Ancient history

Auschwitz Camp

The Auschwitz concentration and extermination camp was the largest prison camp in Nazi Germany and the largest center built to kill people in all of human history.

During World War II, 2.5 million people were executed for gas poisoning and another 500,000 died of disease and starvation.

Auschwitz was founded in May 1940 and operated until January 27, 1945, when Allied troops occupied the site and freed the prisoners.

Under the command of Rudolf Höss (1894 - 1947), the camp was the scene of the most well-known and intolerable Nazi atrocities, such as industrial-scale murders in gas chambers, torture, medical experiments and slave labor.

The concentration camp was installed near the city of Oswiecim, in Poland, about 60 kilometers from the capital Krakow. Very quickly, it became the biggest center of concentration and extermination of people in the Second World War.

Railway that took prisoners directly to the concentration camp

In addition to three major camps, Auschwitz comprised 45 more sub-camps. Auschwitz I was the main camp, where the clinics for medical experiments, torture and execution chambers were located.

The entry displays the ironic phrase, "Arbeit Macht Frei ", which means "Work Sets You Free". By the time of its liberation, Auschwitz had grown to include three major camps and 45 sub-camps.

Birkenau

The Auschwitz II camp site, also called Birkenau, was delivered in early 1942 and was located about 3 kilometers from Auschwitz I.

Birkenau was the stage for selections promoted by Nazi doctors upon arrival at the camp, at the place known as the ramp. Also in this place were most of the prisoners and there was an area destined for women and gypsies.

Camp Auschwitz III, still called Monowitz, was the destination of those who would be subjected to slave labor, as well as the 45 sub-camps of the complex.

Arrival and Selection

The transport of prisoners to Auschwitz took place on cattle freight trains. The mass of prisoners was formed by Jews, gypsies, homosexuals and other disaffected with the Nazi regime. Upon arrival, they were looted. Their goods remained in the wagons and formed part of a queue where they would be separated between fit and unfit for work by Nazi doctors.

In general, pregnant women, children, the disabled and the elderly were sent directly to the gas chamber. The rest would be driven to forced labor or fearful medical experiments. Each of Auschwitz's four extermination chambers had the capacity to execute 2,000 people.

Victims were told that they would undergo a disinfection process, where they would get rid of lice. Therefore, they voluntarily entered the chambers.

After the gas asphyxiation process, the victims' bodies underwent another looting. This time, teams of prisoners were forced to remove wedding rings, jewelry, and gold teeth from dead bodies. The belongings were sent to Germany and the bodies taken to the crematoria complex. The Auschwitz gas chambers operated between 1941 and 1944.

To complete your search, read also:

  • Nazi Concentration Camps
  • Holocaust
  • Nazism

The Liberation

When the Soviet arrived at the camp, in order to free the approximately 7 or 8 thousand people prisoners, they encountered a lot of resistance from the Nazi army, the SS – guard of Adolf Hitler and several Soviets died.

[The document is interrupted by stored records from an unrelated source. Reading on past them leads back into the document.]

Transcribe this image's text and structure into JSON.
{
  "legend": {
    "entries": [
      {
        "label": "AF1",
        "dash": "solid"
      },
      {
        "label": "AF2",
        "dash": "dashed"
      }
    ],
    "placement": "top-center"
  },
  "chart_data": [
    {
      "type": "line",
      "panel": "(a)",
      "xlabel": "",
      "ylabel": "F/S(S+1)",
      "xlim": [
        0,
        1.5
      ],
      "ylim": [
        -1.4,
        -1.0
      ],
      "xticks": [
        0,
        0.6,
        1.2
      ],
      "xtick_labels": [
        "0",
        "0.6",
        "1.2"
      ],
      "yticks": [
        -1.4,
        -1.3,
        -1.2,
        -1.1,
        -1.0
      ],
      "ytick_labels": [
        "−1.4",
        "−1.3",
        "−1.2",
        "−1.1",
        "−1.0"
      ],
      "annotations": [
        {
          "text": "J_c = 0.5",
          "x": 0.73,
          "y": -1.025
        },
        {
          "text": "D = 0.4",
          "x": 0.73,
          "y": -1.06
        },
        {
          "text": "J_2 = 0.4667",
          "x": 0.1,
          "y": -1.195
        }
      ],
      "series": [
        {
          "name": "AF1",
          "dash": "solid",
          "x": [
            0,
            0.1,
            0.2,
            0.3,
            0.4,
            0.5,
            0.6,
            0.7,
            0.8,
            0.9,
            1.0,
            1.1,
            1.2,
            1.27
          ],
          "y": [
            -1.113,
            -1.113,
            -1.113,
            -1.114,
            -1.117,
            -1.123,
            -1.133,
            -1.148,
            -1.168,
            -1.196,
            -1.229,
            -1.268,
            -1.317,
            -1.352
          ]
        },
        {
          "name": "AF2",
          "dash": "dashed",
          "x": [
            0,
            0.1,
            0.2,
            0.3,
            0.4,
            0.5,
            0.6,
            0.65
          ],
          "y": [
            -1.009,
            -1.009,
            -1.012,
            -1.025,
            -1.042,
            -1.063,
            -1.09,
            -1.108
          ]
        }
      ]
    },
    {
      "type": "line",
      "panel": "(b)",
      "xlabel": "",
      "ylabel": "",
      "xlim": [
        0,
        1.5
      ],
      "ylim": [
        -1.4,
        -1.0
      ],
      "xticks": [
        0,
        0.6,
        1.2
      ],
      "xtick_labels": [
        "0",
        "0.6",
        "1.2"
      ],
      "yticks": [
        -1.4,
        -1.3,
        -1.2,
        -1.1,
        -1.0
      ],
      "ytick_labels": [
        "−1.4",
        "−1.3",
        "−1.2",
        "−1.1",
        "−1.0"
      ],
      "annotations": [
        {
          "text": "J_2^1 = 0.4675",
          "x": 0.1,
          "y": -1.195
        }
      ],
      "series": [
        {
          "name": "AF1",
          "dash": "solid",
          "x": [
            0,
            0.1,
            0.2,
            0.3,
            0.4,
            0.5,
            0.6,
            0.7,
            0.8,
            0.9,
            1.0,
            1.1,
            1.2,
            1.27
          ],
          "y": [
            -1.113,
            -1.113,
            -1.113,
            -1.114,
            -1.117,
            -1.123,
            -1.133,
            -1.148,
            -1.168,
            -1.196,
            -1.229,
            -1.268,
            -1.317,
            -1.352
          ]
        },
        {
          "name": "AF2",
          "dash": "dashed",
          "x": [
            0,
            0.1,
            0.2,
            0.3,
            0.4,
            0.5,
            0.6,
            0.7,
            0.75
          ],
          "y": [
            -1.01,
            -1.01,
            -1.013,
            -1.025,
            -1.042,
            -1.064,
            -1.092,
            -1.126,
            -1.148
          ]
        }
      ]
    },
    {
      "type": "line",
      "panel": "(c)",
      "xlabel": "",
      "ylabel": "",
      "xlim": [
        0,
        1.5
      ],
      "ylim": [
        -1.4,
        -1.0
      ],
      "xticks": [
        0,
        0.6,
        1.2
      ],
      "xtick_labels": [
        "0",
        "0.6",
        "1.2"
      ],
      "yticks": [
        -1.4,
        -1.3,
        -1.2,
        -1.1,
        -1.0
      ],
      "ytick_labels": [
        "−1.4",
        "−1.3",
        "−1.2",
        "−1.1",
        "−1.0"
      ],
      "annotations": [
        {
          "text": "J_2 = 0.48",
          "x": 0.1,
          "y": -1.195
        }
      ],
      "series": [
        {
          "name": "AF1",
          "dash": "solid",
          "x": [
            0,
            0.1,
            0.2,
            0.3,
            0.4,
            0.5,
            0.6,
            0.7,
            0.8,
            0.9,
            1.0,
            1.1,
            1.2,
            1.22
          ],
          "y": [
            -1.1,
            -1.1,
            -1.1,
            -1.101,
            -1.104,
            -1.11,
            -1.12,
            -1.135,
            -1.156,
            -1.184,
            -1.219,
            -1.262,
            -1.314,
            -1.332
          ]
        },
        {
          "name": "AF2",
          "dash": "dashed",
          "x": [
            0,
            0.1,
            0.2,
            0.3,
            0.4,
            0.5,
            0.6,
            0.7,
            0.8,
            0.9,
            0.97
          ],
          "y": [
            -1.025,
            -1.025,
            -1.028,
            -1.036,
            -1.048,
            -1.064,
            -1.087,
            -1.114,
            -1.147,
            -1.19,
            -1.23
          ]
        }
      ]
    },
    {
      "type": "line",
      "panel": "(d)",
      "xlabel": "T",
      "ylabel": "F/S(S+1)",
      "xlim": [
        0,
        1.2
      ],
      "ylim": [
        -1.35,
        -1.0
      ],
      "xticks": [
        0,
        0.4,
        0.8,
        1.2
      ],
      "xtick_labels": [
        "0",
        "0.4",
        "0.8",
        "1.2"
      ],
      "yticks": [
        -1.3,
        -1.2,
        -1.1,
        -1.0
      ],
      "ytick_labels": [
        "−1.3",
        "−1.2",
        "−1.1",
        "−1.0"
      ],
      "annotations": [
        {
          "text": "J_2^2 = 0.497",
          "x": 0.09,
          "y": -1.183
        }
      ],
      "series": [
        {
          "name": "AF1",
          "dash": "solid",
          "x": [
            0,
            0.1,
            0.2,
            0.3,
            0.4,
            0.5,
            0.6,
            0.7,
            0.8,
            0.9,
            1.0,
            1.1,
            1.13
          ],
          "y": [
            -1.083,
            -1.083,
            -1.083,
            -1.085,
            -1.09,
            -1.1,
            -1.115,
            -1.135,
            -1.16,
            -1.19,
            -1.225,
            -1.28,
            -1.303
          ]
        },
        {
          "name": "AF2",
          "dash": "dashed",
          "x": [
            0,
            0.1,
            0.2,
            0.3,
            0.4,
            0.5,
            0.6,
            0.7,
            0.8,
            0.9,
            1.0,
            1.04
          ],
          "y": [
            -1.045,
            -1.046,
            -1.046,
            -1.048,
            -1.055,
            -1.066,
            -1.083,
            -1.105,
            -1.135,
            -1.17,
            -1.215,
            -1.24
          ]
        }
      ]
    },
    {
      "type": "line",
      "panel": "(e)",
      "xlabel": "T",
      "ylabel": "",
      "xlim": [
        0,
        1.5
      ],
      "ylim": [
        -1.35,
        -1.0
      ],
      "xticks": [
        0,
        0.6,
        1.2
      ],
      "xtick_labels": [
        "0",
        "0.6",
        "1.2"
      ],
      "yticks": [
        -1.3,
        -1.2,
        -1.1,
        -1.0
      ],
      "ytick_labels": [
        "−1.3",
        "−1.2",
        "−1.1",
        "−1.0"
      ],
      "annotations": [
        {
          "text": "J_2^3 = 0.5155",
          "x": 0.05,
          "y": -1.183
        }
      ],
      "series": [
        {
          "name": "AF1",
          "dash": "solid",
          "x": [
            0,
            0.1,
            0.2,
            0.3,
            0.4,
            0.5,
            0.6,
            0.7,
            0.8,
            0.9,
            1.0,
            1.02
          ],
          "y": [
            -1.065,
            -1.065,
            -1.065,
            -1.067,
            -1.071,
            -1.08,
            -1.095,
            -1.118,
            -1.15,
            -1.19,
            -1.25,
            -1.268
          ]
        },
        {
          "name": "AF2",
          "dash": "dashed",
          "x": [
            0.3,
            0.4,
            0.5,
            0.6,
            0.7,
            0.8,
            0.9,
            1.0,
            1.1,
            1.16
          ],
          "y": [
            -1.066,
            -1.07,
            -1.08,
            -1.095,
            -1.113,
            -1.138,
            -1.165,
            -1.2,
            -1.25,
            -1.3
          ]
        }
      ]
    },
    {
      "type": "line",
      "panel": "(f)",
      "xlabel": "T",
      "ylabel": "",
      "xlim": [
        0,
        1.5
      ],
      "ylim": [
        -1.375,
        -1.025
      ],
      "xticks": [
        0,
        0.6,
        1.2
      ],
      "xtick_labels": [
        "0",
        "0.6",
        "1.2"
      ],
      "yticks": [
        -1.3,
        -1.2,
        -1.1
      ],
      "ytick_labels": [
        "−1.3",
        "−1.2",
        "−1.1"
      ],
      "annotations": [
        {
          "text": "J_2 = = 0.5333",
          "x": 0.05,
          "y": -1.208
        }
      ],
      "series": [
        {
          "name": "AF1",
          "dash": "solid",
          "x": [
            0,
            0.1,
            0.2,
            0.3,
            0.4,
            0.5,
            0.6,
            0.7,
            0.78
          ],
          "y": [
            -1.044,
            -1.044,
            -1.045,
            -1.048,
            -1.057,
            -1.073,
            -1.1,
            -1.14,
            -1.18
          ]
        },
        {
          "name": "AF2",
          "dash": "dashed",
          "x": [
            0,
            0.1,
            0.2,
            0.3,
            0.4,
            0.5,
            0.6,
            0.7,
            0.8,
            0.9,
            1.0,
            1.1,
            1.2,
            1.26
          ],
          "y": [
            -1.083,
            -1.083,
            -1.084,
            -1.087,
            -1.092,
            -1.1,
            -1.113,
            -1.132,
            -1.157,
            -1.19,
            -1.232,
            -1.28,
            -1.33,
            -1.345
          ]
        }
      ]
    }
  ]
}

Before, and with the approach of the Soviets, the Nazi army had started to destroy the gas chambers in order to eliminate the traces of terror in that place and to evacuate about 60 thousand prisoners. Forced to walk for kilometers, in the well-known “death march” , about 15,000 prisoners died.

In Brazil

Josef Mengele , the cruel concentration camp doctor known as “Angel of Death” , did research using people as guinea pigs, especially twins, dwarfs and pregnant women. After the research, the people who survived were sent to the gas chamber or hanged. He fled to Brazil where he lived in hiding until he died in 1979.

International Holocaust Remembrance Day

In 2015 , year in which the liberation of the camp completed 70 years , the fact was remembered by the world. The 300 people still alive who lived through the terror returned to Poland in a ceremony that testified to their suffering.

Museum

Currently, on the same site, there is a museum and a memorial, considered by Unesco as a heritage of humanity , where you can visit the facilities of the death camp, which maintains its architecture. Visitors have access to the rooms, the toilets (holes made in the floor), the place where the prisoner's number was engraved on each person's arm, and they can also see the personal belongings that the prisoners handed over when they arrived at the concentration camp:glasses, bags, brushes, photos, among others.

Books

There are several books that tell the story of Auschwitz, such as “Auschwitz - The Testimony of a Physician” , by Miklos Nyisli , one of the most well-known and shocking in the history of the Holocaust. This is an account of the doctor, Dr. Miklos Nyisli who worked in the concentration camp under the supervision of doctor Josef Mengele.